Duduk di bangku batu di platform ramah air dan memandangi bunga teratai, saya tiba-tiba mengerti mengapa orang-orang kuno suka menulis bunga teratai. Pada masa Dinasti Song Utara, seorang prefek bernama Fan Zhongyan datang dari Taizhou. Ketika ia berada di Depot Garam Xixi, ia menulis, "Ombak keruh itu luas dan luas, dan tidak ada batasnya di masa lalu dan masa lalu." Membayangkan bunga teratai di masa lalu, mereka tampak seperti sekarang, tumbuh di area yang jernih dan anggun di tepi air, sehingga kepala daerah yang sedang sibuk membangun kembali tanggul tak kuasa menahan diri untuk berhenti sejenak dan menarik napas. Belakangan, kaum terpelajar Taizhou semakin mencintai teratai.
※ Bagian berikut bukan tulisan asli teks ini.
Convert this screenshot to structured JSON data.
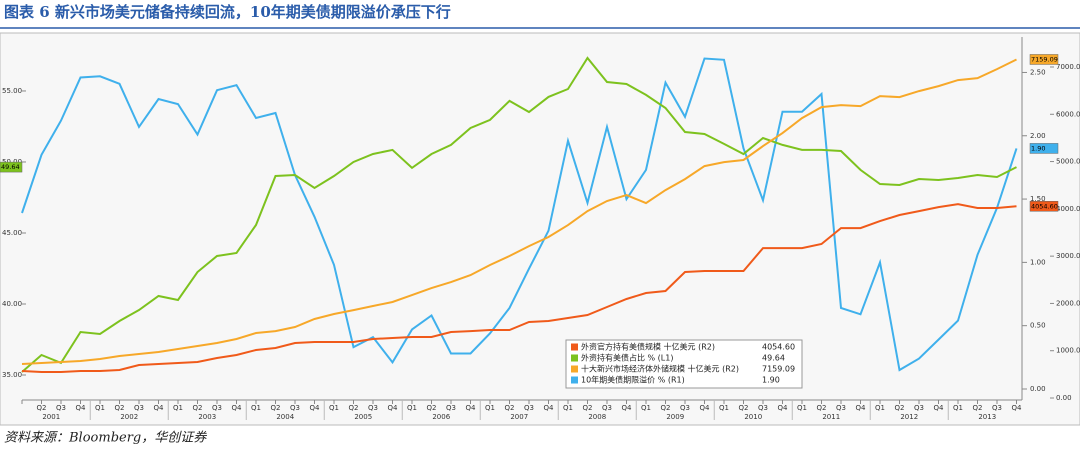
{
  "chart_data": {
    "type": "line",
    "title": "图表 6 新兴市场美元储备持续回流，10年期美债期限溢价承压下行",
    "source": "资料来源：Bloomberg，华创证券",
    "categories": [
      null,
      "Q2",
      "Q3",
      "Q4",
      "Q1",
      "Q2",
      "Q3",
      "Q4",
      "Q1",
      "Q2",
      "Q3",
      "Q4",
      "Q1",
      "Q2",
      "Q3",
      "Q4",
      "Q1",
      "Q2",
      "Q3",
      "Q4",
      "Q1",
      "Q2",
      "Q3",
      "Q4",
      "Q1",
      "Q2",
      "Q3",
      "Q4",
      "Q1",
      "Q2",
      "Q3",
      "Q4",
      "Q1",
      "Q2",
      "Q3",
      "Q4",
      "Q1",
      "Q2",
      "Q3",
      "Q4",
      "Q1",
      "Q2",
      "Q3",
      "Q4",
      "Q1",
      "Q2",
      "Q3",
      "Q4",
      "Q1",
      "Q2",
      "Q3",
      "Q4"
    ],
    "years": [
      "2001",
      "2002",
      "2003",
      "2004",
      "2005",
      "2006",
      "2007",
      "2008",
      "2009",
      "2010",
      "2011",
      "2012",
      "2013"
    ],
    "ylim": [
      33.24,
      58.8
    ],
    "yticks": [
      {
        "value": 35,
        "label": "35.00"
      },
      {
        "value": 40,
        "label": "40.00"
      },
      {
        "value": 45,
        "label": "45.00"
      },
      {
        "value": 50,
        "label": "50.00"
      },
      {
        "value": 55,
        "label": "55.00"
      }
    ],
    "y2lim": [
      -0.087,
      2.78
    ],
    "y2ticks": [
      {
        "value": 0,
        "label": "0.00"
      },
      {
        "value": 0.5,
        "label": "0.50"
      },
      {
        "value": 1,
        "label": "1.00"
      },
      {
        "value": 1.5,
        "label": "1.50"
      },
      {
        "value": 2,
        "label": "2.00"
      },
      {
        "value": 2.5,
        "label": "2.50"
      }
    ],
    "y3lim": [
      -42,
      7634
    ],
    "y3ticks": [
      {
        "value": 0,
        "label": "0.00"
      },
      {
        "value": 1000,
        "label": "1000.00"
      },
      {
        "value": 2000,
        "label": "2000.00"
      },
      {
        "value": 3000,
        "label": "3000.00"
      },
      {
        "value": 4000,
        "label": "4000.00"
      },
      {
        "value": 5000,
        "label": "5000.00"
      },
      {
        "value": 6000,
        "label": "6000.00"
      },
      {
        "value": 7000,
        "label": "7000.00"
      }
    ],
    "series": [
      {
        "name": "外资官方持有美债规模 十亿美元 (R2)",
        "color": "#f05a1a",
        "axis": "y3",
        "last_value_label": "4054.60",
        "values": [
          571,
          550,
          550,
          571,
          571,
          592,
          698,
          719,
          740,
          761,
          846,
          909,
          1015,
          1057,
          1163,
          1184,
          1184,
          1184,
          1247,
          1268,
          1290,
          1290,
          1395,
          1416,
          1438,
          1438,
          1607,
          1628,
          1691,
          1755,
          1924,
          2093,
          2220,
          2262,
          2664,
          2685,
          2685,
          2685,
          3171,
          3171,
          3171,
          3256,
          3594,
          3594,
          3742,
          3869,
          3953,
          4038,
          4101,
          4017,
          4017,
          4054.6
        ]
      },
      {
        "name": "外资持有美债占比 % (L1)",
        "color": "#7dc21e",
        "axis": "y",
        "last_value_label": "49.64",
        "values": [
          35.21,
          36.41,
          35.85,
          38.03,
          37.89,
          38.8,
          39.58,
          40.56,
          40.28,
          42.25,
          43.38,
          43.59,
          45.56,
          49.01,
          49.08,
          48.17,
          49.01,
          50,
          50.56,
          50.85,
          49.58,
          50.56,
          51.2,
          52.39,
          52.96,
          54.3,
          53.52,
          54.58,
          55.14,
          57.32,
          55.63,
          55.49,
          54.72,
          53.8,
          52.11,
          51.97,
          51.27,
          50.56,
          51.69,
          51.2,
          50.85,
          50.85,
          50.77,
          49.44,
          48.45,
          48.38,
          48.8,
          48.73,
          48.87,
          49.08,
          48.94,
          49.64
        ]
      },
      {
        "name": "十大新兴市场经济体外储规模 十亿美元 (R2)",
        "color": "#f7a829",
        "axis": "y3",
        "last_value_label": "7159.09",
        "values": [
          719,
          740,
          761,
          782,
          824,
          888,
          930,
          972,
          1036,
          1099,
          1163,
          1247,
          1374,
          1416,
          1501,
          1670,
          1776,
          1860,
          1945,
          2030,
          2177,
          2325,
          2452,
          2600,
          2812,
          3002,
          3213,
          3404,
          3657,
          3953,
          4165,
          4291,
          4122,
          4397,
          4630,
          4905,
          4989,
          5032,
          5327,
          5602,
          5919,
          6152,
          6194,
          6173,
          6385,
          6363,
          6490,
          6596,
          6723,
          6765,
          6955,
          7159.09
        ]
      },
      {
        "name": "10年期美债期限溢价 % (R1)",
        "color": "#3fb0ec",
        "axis": "y2",
        "last_value_label": "1.90",
        "values": [
          1.39,
          1.85,
          2.12,
          2.46,
          2.47,
          2.41,
          2.07,
          2.29,
          2.25,
          2.01,
          2.36,
          2.4,
          2.14,
          2.18,
          1.69,
          1.36,
          0.98,
          0.33,
          0.41,
          0.21,
          0.47,
          0.58,
          0.28,
          0.28,
          0.44,
          0.64,
          0.95,
          1.25,
          1.96,
          1.47,
          2.07,
          1.5,
          1.73,
          2.42,
          2.15,
          2.61,
          2.6,
          1.9,
          1.49,
          2.19,
          2.19,
          2.33,
          0.64,
          0.59,
          1,
          0.15,
          0.24,
          0.39,
          0.54,
          1.06,
          1.43,
          1.9
        ]
      }
    ]
  }
}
Ketika Zheng Banqiao melukis teratai, ia berkata, "Hapus tiga pohon musim gugur yang tradisional, pimpinlah bunga-bunga Februari yang baru."
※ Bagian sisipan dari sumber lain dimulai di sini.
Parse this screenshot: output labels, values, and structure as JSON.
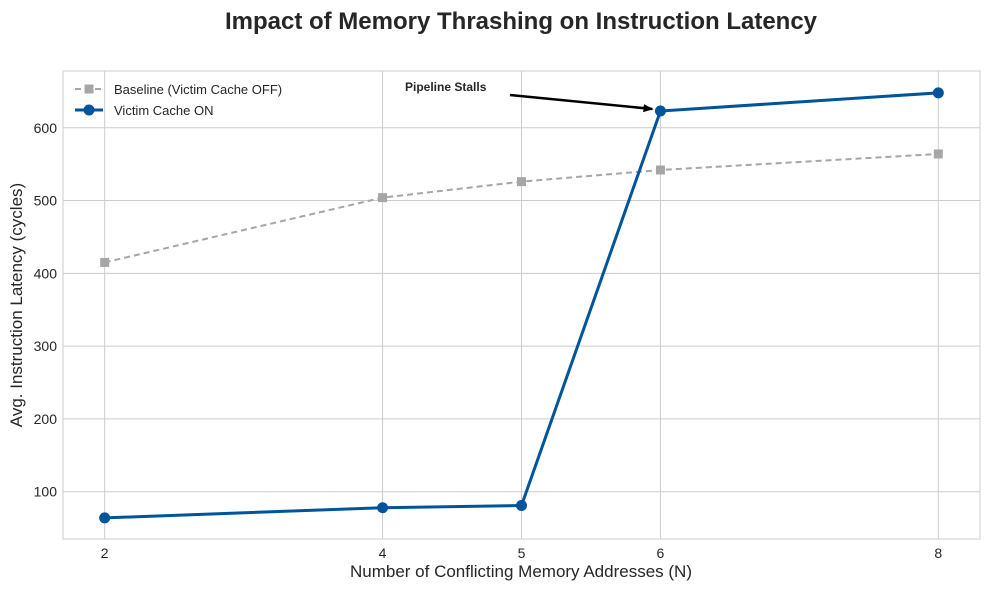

Matahari siang bersinar di danau, dan tetesan air di daun teratai bergulung-gulung bagai mutiara tanpa benang. Seorang lelaki tua duduk di bawah naungan pohon willow dengan tikar kecil, menggoyangkan kipas daun cattail di tangannya, mengatakan bahwa bunga teratai dapat mekar hingga Festival Pertengahan Musim Gugur. "Ketika belum ada taman seperti itu, kami memandangi teratai dari parit," kata lelaki tua itu, menunjuk ke gedung-gedung tinggi di kejauhan. "Awalnya merupakan sawah, dan sekarang telah dibangun gedung-gedung, tetapi danau ini masih mengenang masa lalu, dan teratai tetap semarak seperti sebelumnya. Ia bercerita tentang masa lalu, beberapa dekade yang lalu, orang-orang Taizhou menanam teratai di tepi kanal, memetik buah teratai untuk dijual di pasar di musim panas, inti teratai dikeringkan dan dijadikan teh, daun teratai dibungkus dengan beras ketan, dan nasi dikukus, bahkan udaranya pun dipenuhi aroma pahit dan manis.
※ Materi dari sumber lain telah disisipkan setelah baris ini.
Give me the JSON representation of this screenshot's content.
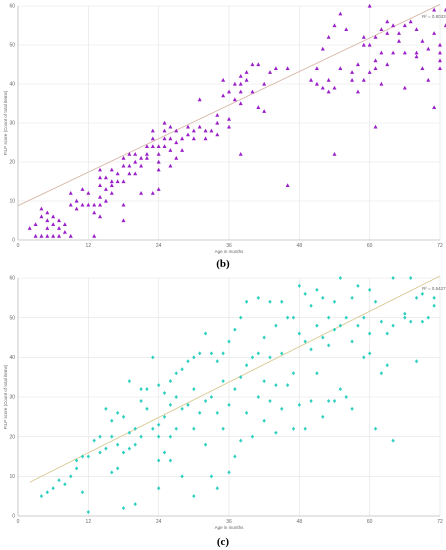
{
  "captions": {
    "b": "(b)",
    "c": "(c)"
  },
  "chart_data": [
    {
      "type": "scatter",
      "panel": "b",
      "xlabel": "Age in months",
      "ylabel": "FILP score (Count of total items)",
      "xlim": [
        0,
        72
      ],
      "ylim": [
        0,
        60
      ],
      "xticks": [
        0,
        12,
        24,
        36,
        48,
        60,
        72
      ],
      "yticks": [
        0,
        10,
        20,
        30,
        40,
        50,
        60
      ],
      "grid": true,
      "marker": "triangle",
      "color": "#9b1fc9",
      "trendline": {
        "x": [
          0,
          72
        ],
        "y": [
          8.8,
          60.4
        ],
        "color": "#d8b8a8"
      },
      "r2_label": "R² = 0.8033",
      "points": [
        [
          2,
          3
        ],
        [
          3,
          1
        ],
        [
          3,
          4
        ],
        [
          4,
          1
        ],
        [
          4,
          6
        ],
        [
          4,
          8
        ],
        [
          5,
          1
        ],
        [
          5,
          3
        ],
        [
          5,
          5
        ],
        [
          5,
          7
        ],
        [
          6,
          1
        ],
        [
          6,
          4
        ],
        [
          6,
          6
        ],
        [
          7,
          1
        ],
        [
          7,
          3
        ],
        [
          7,
          5
        ],
        [
          8,
          2
        ],
        [
          8,
          4
        ],
        [
          9,
          1
        ],
        [
          9,
          9
        ],
        [
          9,
          12
        ],
        [
          10,
          8
        ],
        [
          10,
          10
        ],
        [
          11,
          9
        ],
        [
          11,
          13
        ],
        [
          12,
          9
        ],
        [
          12,
          12
        ],
        [
          13,
          1
        ],
        [
          13,
          7
        ],
        [
          13,
          9
        ],
        [
          14,
          6
        ],
        [
          14,
          9
        ],
        [
          14,
          11
        ],
        [
          14,
          14
        ],
        [
          14,
          16
        ],
        [
          14,
          18
        ],
        [
          15,
          10
        ],
        [
          15,
          13
        ],
        [
          15,
          16
        ],
        [
          16,
          12
        ],
        [
          16,
          14
        ],
        [
          16,
          15
        ],
        [
          16,
          18
        ],
        [
          17,
          15
        ],
        [
          17,
          17
        ],
        [
          18,
          5
        ],
        [
          18,
          9
        ],
        [
          18,
          15
        ],
        [
          18,
          19
        ],
        [
          18,
          21
        ],
        [
          19,
          17
        ],
        [
          19,
          19
        ],
        [
          19,
          22
        ],
        [
          20,
          17
        ],
        [
          20,
          20
        ],
        [
          20,
          22
        ],
        [
          21,
          12
        ],
        [
          21,
          19
        ],
        [
          21,
          21
        ],
        [
          22,
          21
        ],
        [
          22,
          22
        ],
        [
          22,
          24
        ],
        [
          23,
          12
        ],
        [
          23,
          24
        ],
        [
          23,
          26
        ],
        [
          23,
          28
        ],
        [
          24,
          13
        ],
        [
          24,
          18
        ],
        [
          24,
          20
        ],
        [
          24,
          22
        ],
        [
          24,
          24
        ],
        [
          25,
          24
        ],
        [
          25,
          26
        ],
        [
          25,
          28
        ],
        [
          25,
          30
        ],
        [
          26,
          19
        ],
        [
          26,
          23
        ],
        [
          26,
          26
        ],
        [
          26,
          29
        ],
        [
          27,
          21
        ],
        [
          27,
          25
        ],
        [
          27,
          28
        ],
        [
          28,
          23
        ],
        [
          28,
          26
        ],
        [
          29,
          27
        ],
        [
          29,
          29
        ],
        [
          30,
          26
        ],
        [
          30,
          28
        ],
        [
          31,
          29
        ],
        [
          31,
          36
        ],
        [
          32,
          26
        ],
        [
          32,
          28
        ],
        [
          33,
          28
        ],
        [
          34,
          27
        ],
        [
          34,
          30
        ],
        [
          34,
          32
        ],
        [
          35,
          37
        ],
        [
          35,
          41
        ],
        [
          36,
          29
        ],
        [
          36,
          31
        ],
        [
          36,
          38
        ],
        [
          37,
          36
        ],
        [
          37,
          40
        ],
        [
          38,
          22
        ],
        [
          38,
          35
        ],
        [
          38,
          38
        ],
        [
          38,
          40
        ],
        [
          38,
          42
        ],
        [
          39,
          41
        ],
        [
          39,
          43
        ],
        [
          40,
          38
        ],
        [
          40,
          45
        ],
        [
          41,
          34
        ],
        [
          41,
          45
        ],
        [
          42,
          33
        ],
        [
          42,
          40
        ],
        [
          43,
          43
        ],
        [
          44,
          44
        ],
        [
          46,
          14
        ],
        [
          46,
          44
        ],
        [
          50,
          41
        ],
        [
          51,
          40
        ],
        [
          51,
          44
        ],
        [
          52,
          39
        ],
        [
          52,
          49
        ],
        [
          53,
          38
        ],
        [
          53,
          41
        ],
        [
          53,
          52
        ],
        [
          54,
          22
        ],
        [
          54,
          39
        ],
        [
          54,
          55
        ],
        [
          55,
          44
        ],
        [
          55,
          58
        ],
        [
          56,
          54
        ],
        [
          57,
          41
        ],
        [
          57,
          43
        ],
        [
          58,
          38
        ],
        [
          58,
          45
        ],
        [
          59,
          41
        ],
        [
          59,
          50
        ],
        [
          59,
          52
        ],
        [
          60,
          43
        ],
        [
          60,
          50
        ],
        [
          60,
          60
        ],
        [
          61,
          29
        ],
        [
          61,
          44
        ],
        [
          61,
          46
        ],
        [
          61,
          52
        ],
        [
          62,
          40
        ],
        [
          62,
          48
        ],
        [
          62,
          54
        ],
        [
          63,
          45
        ],
        [
          63,
          53
        ],
        [
          63,
          56
        ],
        [
          64,
          48
        ],
        [
          64,
          55
        ],
        [
          65,
          51
        ],
        [
          65,
          53
        ],
        [
          66,
          39
        ],
        [
          66,
          48
        ],
        [
          66,
          55
        ],
        [
          67,
          56
        ],
        [
          68,
          47
        ],
        [
          68,
          48
        ],
        [
          68,
          54
        ],
        [
          69,
          44
        ],
        [
          69,
          51
        ],
        [
          70,
          41
        ],
        [
          70,
          49
        ],
        [
          71,
          34
        ],
        [
          71,
          53
        ],
        [
          71,
          59
        ],
        [
          72,
          44
        ],
        [
          72,
          46
        ],
        [
          72,
          48
        ],
        [
          72,
          50
        ],
        [
          73,
          55
        ],
        [
          73,
          59
        ]
      ]
    },
    {
      "type": "scatter",
      "panel": "c",
      "xlabel": "Age in months",
      "ylabel": "FILP score (Count of total items)",
      "xlim": [
        0,
        72
      ],
      "ylim": [
        0,
        60
      ],
      "xticks": [
        0,
        12,
        24,
        36,
        48,
        60,
        72
      ],
      "yticks": [
        0,
        10,
        20,
        30,
        40,
        50,
        60
      ],
      "grid": true,
      "marker": "diamond",
      "color": "#2fd0c0",
      "trendline": {
        "x": [
          2,
          72
        ],
        "y": [
          8.5,
          60.5
        ],
        "color": "#d8c890"
      },
      "r2_label": "R² = 0.5427",
      "points": [
        [
          4,
          5
        ],
        [
          5,
          6
        ],
        [
          6,
          7
        ],
        [
          7,
          9
        ],
        [
          8,
          8
        ],
        [
          9,
          10
        ],
        [
          10,
          12
        ],
        [
          10,
          14
        ],
        [
          11,
          6
        ],
        [
          11,
          15
        ],
        [
          12,
          1
        ],
        [
          12,
          15
        ],
        [
          13,
          19
        ],
        [
          14,
          16
        ],
        [
          14,
          20
        ],
        [
          15,
          17
        ],
        [
          15,
          27
        ],
        [
          16,
          11
        ],
        [
          16,
          20
        ],
        [
          16,
          24
        ],
        [
          17,
          12
        ],
        [
          17,
          18
        ],
        [
          17,
          26
        ],
        [
          18,
          2
        ],
        [
          18,
          16
        ],
        [
          18,
          25
        ],
        [
          19,
          17
        ],
        [
          19,
          21
        ],
        [
          19,
          34
        ],
        [
          20,
          3
        ],
        [
          20,
          18
        ],
        [
          20,
          22
        ],
        [
          21,
          20
        ],
        [
          21,
          29
        ],
        [
          21,
          32
        ],
        [
          22,
          27
        ],
        [
          22,
          32
        ],
        [
          23,
          22
        ],
        [
          23,
          40
        ],
        [
          24,
          7
        ],
        [
          24,
          14
        ],
        [
          24,
          20
        ],
        [
          24,
          23
        ],
        [
          24,
          33
        ],
        [
          25,
          16
        ],
        [
          25,
          25
        ],
        [
          25,
          31
        ],
        [
          26,
          14
        ],
        [
          26,
          20
        ],
        [
          26,
          28
        ],
        [
          26,
          34
        ],
        [
          27,
          22
        ],
        [
          27,
          30
        ],
        [
          27,
          36
        ],
        [
          28,
          10
        ],
        [
          28,
          27
        ],
        [
          28,
          37
        ],
        [
          29,
          28
        ],
        [
          29,
          39
        ],
        [
          30,
          5
        ],
        [
          30,
          22
        ],
        [
          30,
          32
        ],
        [
          30,
          40
        ],
        [
          31,
          26
        ],
        [
          31,
          41
        ],
        [
          32,
          18
        ],
        [
          32,
          29
        ],
        [
          32,
          46
        ],
        [
          33,
          10
        ],
        [
          33,
          30
        ],
        [
          33,
          41
        ],
        [
          34,
          7
        ],
        [
          34,
          26
        ],
        [
          34,
          39
        ],
        [
          35,
          22
        ],
        [
          35,
          34
        ],
        [
          35,
          41
        ],
        [
          36,
          11
        ],
        [
          36,
          28
        ],
        [
          36,
          44
        ],
        [
          37,
          15
        ],
        [
          37,
          32
        ],
        [
          37,
          47
        ],
        [
          38,
          19
        ],
        [
          38,
          35
        ],
        [
          38,
          50
        ],
        [
          39,
          26
        ],
        [
          39,
          38
        ],
        [
          39,
          54
        ],
        [
          40,
          20
        ],
        [
          40,
          40
        ],
        [
          41,
          30
        ],
        [
          41,
          41
        ],
        [
          41,
          55
        ],
        [
          42,
          24
        ],
        [
          42,
          34
        ],
        [
          42,
          45
        ],
        [
          43,
          29
        ],
        [
          43,
          40
        ],
        [
          43,
          54
        ],
        [
          44,
          21
        ],
        [
          44,
          33
        ],
        [
          44,
          48
        ],
        [
          45,
          27
        ],
        [
          45,
          41
        ],
        [
          45,
          54
        ],
        [
          46,
          33
        ],
        [
          46,
          50
        ],
        [
          47,
          22
        ],
        [
          47,
          36
        ],
        [
          47,
          50
        ],
        [
          48,
          28
        ],
        [
          48,
          46
        ],
        [
          48,
          58
        ],
        [
          49,
          22
        ],
        [
          49,
          44
        ],
        [
          49,
          56
        ],
        [
          50,
          29
        ],
        [
          50,
          42
        ],
        [
          50,
          53
        ],
        [
          51,
          36
        ],
        [
          51,
          48
        ],
        [
          51,
          57
        ],
        [
          52,
          25
        ],
        [
          52,
          45
        ],
        [
          52,
          55
        ],
        [
          53,
          29
        ],
        [
          53,
          43
        ],
        [
          53,
          50
        ],
        [
          54,
          29
        ],
        [
          54,
          47
        ],
        [
          54,
          54
        ],
        [
          55,
          32
        ],
        [
          55,
          48
        ],
        [
          55,
          60
        ],
        [
          56,
          30
        ],
        [
          56,
          50
        ],
        [
          57,
          27
        ],
        [
          57,
          44
        ],
        [
          57,
          55
        ],
        [
          58,
          48
        ],
        [
          58,
          58
        ],
        [
          59,
          40
        ],
        [
          59,
          50
        ],
        [
          60,
          41
        ],
        [
          60,
          46
        ],
        [
          60,
          57
        ],
        [
          61,
          22
        ],
        [
          61,
          54
        ],
        [
          62,
          36
        ],
        [
          62,
          49
        ],
        [
          63,
          38
        ],
        [
          63,
          46
        ],
        [
          64,
          19
        ],
        [
          64,
          48
        ],
        [
          64,
          60
        ],
        [
          66,
          50
        ],
        [
          66,
          51
        ],
        [
          67,
          49
        ],
        [
          67,
          60
        ],
        [
          68,
          39
        ],
        [
          68,
          55
        ],
        [
          69,
          49
        ],
        [
          69,
          56
        ],
        [
          70,
          50
        ],
        [
          71,
          53
        ],
        [
          71,
          55
        ]
      ]
    }
  ]
}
Lelah berjalan, saya duduk gemetar di paviliun, memperhatikan gadis Hanfu mengangkat kipasnya untuk berfoto di depan bunga-bunga. Ketika roknya tersapu di rerumputan, beberapa belalang pun ketakutan. Tiba-tiba saya teringat bahwa dalam "Kronik Taizhou", tertulis bahwa pada masa Dinasti Ming dan Qing, keluarga-keluarga besar di kota itu gemar menanam teratai. Perjamuan musim panas diadakan di tepi kolam teratai, menggunakan daun teratai sebagai cangkir dan diisi dengan anggur beras dingin. Meskipun sekarang tidak ada cangkir daun teratai, saya dapat memegang sup prem asam dingin di tangan saya dan memandangi lautan bunga teratai. Bunga-bunga di hadapanku, dan aku bisa merasakan kenyamanan yang serupa - waktu telah berubah, tetapi hati orang-orang Taizhou yang mencintai teratai masih tersembunyi di dalam air danau ini, tersembunyi dalam senyum para pengamat bunga.
Menengok ke belakang sebelum pergi, matahari terbenam mewarnai bunga-bunga teratai menjadi merah keemasan, dan bayangan daun-daun teratai bergoyang di air, seperti lukisan yang belum kering. Ternyata teratai ini bukan sekadar bunga, melainkan orang-orang Taizhou yang menjalani hari-hari mereka dalam puisi, ia adalah air kanal kuno yang mengalir menuju zaman baru, ia adalah setiap daun teratai yang berkata: Datanglah perlahan, musim panas ini, layak untuk dipandang.